Najwięcej chorych na schizofrenię urodziło się w środku zimy, najmniej - latem. Brytyjscy naukowcy wnikliwie zbadali tezę, że dzieci urodzone zimą w dorosłym wieku częściej zapadają na zaburzenia psychiczne. Przyczyną okazał się brak słońca oraz świeżych warzyw i owoców.
Żeby dowiedzieć się, czy narodziny zimą faktycznie mają znaczący wpływ na zdrowie psychiczne dzieci, naukowcy z londyńskiego Queen Mary University postanowili przeprowadzić jak szeroko zakrojone badania.
- Poprzednich dokonano na zaledwie kilku tysiącach osób, dlatego my wzięliśmy pod uwagę 58 tys. cierpiących na zaburzenia psychiczne oraz ponad 29 mln tzw. przeciętnych Anglików - zaznacza należący do zespołu Sreeram Ramagopalan.
Styczeń = schoizofrenia?
Wnikliwe analizy wykazały, że najwięcej chorych na schizofrenię oraz cierpiących na zaburzenie afektywne dwubiegunowe (tzw. choroba maniakalno-depresyjna) urodziło się w styczniu, a najmniej - w lipcu, sierpniu i wrześniu.
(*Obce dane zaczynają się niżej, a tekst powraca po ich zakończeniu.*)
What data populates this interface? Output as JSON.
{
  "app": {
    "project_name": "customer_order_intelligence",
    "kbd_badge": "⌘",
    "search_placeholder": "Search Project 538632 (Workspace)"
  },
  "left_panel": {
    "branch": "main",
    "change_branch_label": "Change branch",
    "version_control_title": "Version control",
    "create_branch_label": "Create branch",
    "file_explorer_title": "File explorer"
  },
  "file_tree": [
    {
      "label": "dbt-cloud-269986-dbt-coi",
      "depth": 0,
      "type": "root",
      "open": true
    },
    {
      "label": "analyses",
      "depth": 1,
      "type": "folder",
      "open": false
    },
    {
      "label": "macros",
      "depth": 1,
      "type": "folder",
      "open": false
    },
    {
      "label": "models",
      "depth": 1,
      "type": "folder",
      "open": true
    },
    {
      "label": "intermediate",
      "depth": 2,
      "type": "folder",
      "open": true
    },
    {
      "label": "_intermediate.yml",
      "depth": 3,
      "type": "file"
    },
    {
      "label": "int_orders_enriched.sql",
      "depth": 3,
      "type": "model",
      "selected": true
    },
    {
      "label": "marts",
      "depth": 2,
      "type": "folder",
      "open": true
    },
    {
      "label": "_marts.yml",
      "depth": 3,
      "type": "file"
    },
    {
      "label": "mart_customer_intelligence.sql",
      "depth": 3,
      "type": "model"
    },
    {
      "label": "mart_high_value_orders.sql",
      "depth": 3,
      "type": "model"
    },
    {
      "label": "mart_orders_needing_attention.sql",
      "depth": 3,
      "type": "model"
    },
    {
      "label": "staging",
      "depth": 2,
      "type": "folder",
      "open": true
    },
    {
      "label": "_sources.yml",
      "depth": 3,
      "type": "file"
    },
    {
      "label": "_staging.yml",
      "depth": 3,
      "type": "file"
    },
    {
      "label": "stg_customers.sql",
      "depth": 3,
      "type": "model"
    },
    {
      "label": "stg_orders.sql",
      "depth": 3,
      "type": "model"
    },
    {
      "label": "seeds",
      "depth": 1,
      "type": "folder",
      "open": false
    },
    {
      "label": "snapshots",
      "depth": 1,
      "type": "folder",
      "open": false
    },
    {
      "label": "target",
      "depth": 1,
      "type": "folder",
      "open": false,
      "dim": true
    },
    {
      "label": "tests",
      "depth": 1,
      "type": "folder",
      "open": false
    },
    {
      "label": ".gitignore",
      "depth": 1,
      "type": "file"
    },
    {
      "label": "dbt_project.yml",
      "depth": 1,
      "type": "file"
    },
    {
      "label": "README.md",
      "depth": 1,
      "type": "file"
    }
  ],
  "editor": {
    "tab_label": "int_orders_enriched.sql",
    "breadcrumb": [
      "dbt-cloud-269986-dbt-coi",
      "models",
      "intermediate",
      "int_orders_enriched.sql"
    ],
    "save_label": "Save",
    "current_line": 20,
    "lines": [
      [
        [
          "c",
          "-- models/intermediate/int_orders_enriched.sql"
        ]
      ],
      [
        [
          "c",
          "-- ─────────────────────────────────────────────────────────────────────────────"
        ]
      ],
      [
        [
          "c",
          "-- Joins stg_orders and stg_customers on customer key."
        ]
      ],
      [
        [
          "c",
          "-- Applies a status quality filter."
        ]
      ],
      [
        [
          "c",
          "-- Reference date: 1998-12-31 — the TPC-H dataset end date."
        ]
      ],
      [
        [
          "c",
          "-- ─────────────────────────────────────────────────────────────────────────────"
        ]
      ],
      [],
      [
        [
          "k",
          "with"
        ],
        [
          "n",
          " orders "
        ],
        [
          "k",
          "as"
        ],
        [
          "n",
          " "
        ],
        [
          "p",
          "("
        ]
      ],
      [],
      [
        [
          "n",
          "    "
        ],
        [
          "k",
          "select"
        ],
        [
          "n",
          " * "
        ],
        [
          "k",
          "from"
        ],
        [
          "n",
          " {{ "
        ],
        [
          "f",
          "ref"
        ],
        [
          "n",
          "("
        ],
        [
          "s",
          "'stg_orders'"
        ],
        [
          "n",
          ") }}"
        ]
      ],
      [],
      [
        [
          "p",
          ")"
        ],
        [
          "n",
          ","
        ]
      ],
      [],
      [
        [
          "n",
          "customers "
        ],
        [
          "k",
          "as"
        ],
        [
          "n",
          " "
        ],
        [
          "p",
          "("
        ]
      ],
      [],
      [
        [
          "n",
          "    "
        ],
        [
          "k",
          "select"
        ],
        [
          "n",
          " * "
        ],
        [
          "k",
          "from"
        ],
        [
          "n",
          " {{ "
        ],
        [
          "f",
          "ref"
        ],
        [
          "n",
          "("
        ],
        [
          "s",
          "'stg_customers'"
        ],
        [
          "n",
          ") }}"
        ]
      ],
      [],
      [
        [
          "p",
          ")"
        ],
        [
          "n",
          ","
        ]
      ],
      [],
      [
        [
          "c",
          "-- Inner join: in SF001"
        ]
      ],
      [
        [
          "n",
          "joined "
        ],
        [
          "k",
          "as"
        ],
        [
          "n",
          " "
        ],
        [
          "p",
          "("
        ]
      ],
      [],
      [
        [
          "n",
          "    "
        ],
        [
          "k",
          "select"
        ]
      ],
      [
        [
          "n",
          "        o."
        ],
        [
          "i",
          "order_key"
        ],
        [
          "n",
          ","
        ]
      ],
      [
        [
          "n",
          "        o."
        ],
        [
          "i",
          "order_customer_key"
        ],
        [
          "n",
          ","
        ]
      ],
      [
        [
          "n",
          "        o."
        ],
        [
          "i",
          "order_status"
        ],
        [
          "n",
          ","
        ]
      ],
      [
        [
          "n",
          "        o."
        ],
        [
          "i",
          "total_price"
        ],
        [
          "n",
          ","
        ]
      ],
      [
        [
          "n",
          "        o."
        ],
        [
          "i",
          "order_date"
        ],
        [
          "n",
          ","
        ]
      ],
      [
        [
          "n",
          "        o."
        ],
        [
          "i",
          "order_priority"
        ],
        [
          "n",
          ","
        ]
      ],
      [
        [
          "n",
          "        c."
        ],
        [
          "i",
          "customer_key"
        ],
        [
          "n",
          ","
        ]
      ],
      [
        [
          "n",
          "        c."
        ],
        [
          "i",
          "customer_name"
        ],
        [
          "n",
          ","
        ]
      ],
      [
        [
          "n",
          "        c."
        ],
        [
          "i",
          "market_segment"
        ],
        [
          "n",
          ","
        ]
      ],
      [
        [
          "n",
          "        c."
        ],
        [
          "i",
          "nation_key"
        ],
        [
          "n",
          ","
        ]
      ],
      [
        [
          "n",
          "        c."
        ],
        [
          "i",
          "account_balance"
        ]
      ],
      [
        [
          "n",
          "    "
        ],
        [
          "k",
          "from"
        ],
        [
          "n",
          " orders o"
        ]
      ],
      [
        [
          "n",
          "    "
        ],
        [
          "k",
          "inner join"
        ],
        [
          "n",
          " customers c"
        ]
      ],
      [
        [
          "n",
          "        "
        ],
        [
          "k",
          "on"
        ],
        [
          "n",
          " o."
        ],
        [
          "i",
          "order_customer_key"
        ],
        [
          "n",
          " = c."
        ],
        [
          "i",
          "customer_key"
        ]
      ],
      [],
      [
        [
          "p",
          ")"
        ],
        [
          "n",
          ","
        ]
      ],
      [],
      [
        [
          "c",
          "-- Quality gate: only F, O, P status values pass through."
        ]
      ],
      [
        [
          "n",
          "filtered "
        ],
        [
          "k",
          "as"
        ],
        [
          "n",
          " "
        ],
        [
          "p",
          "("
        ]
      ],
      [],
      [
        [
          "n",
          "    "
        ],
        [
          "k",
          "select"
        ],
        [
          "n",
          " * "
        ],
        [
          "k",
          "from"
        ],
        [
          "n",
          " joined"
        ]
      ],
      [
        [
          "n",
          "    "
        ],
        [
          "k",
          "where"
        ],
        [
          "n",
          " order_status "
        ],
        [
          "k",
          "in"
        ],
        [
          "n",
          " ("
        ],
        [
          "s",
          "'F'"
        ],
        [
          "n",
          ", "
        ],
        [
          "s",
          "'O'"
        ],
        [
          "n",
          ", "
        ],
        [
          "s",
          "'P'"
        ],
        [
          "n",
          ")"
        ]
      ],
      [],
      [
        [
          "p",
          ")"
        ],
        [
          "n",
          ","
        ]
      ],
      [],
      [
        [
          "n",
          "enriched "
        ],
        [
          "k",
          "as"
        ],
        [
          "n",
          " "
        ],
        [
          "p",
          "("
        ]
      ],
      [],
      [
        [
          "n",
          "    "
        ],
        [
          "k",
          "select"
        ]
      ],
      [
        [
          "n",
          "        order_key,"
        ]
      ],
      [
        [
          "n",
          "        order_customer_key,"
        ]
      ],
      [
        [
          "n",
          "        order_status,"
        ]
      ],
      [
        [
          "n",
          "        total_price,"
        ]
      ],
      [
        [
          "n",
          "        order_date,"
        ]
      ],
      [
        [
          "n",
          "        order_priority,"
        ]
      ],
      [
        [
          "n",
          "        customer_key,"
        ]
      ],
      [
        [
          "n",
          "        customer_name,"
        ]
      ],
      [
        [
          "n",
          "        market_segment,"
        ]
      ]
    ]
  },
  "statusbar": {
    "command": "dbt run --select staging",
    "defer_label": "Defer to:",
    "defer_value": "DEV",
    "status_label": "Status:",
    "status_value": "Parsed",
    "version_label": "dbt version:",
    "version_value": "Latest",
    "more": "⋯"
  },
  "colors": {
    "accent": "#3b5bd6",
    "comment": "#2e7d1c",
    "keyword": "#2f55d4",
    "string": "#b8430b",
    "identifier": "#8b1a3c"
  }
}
- Moim zdaniem wyniki badań to rzetelne potwierdzenie znanej nam od dawna hipotezy - mówi William Grant, który nie należał do zespołu badawczego, ale skomentował badanie dla serwisu livescience.com.
Dlaczego tak się dzieje?
- Czynniki, powodują taki stan rzeczy, to m.in. ograniczony dostęp matek w ostatnim trymestrze ciąży i matek karmiących do świeżych warzyw i owoców oraz niedostatek witaminy D, którą do organizmu dostarczają promienie słoneczne. Nie bez znaczenia jest także fakt, że zimą ciężarne częściej zapadają na różnego rodzaju infekcje, np. grypę - mówi Ramagopalan.
- Wydaje się nam także, że w różnych okresach ciąży wyżej wymienione czynniki mogą mieć wpływ na różne zaburzenia - dodaje Ramagopalan. - Jeśli witaminy D zabrakło w trzecim trymestrze, dziecko może być narażone na schizofrenię. Jeśli nie obfitował w nią drugi trymestr, niewykluczone, że zapadnie na depresję. Przyjrzymy się tej kwestii w naszych kolejnych badaniach, żeby w przyszłości zapobiegać chorobom - zapowiada Ramagopalam.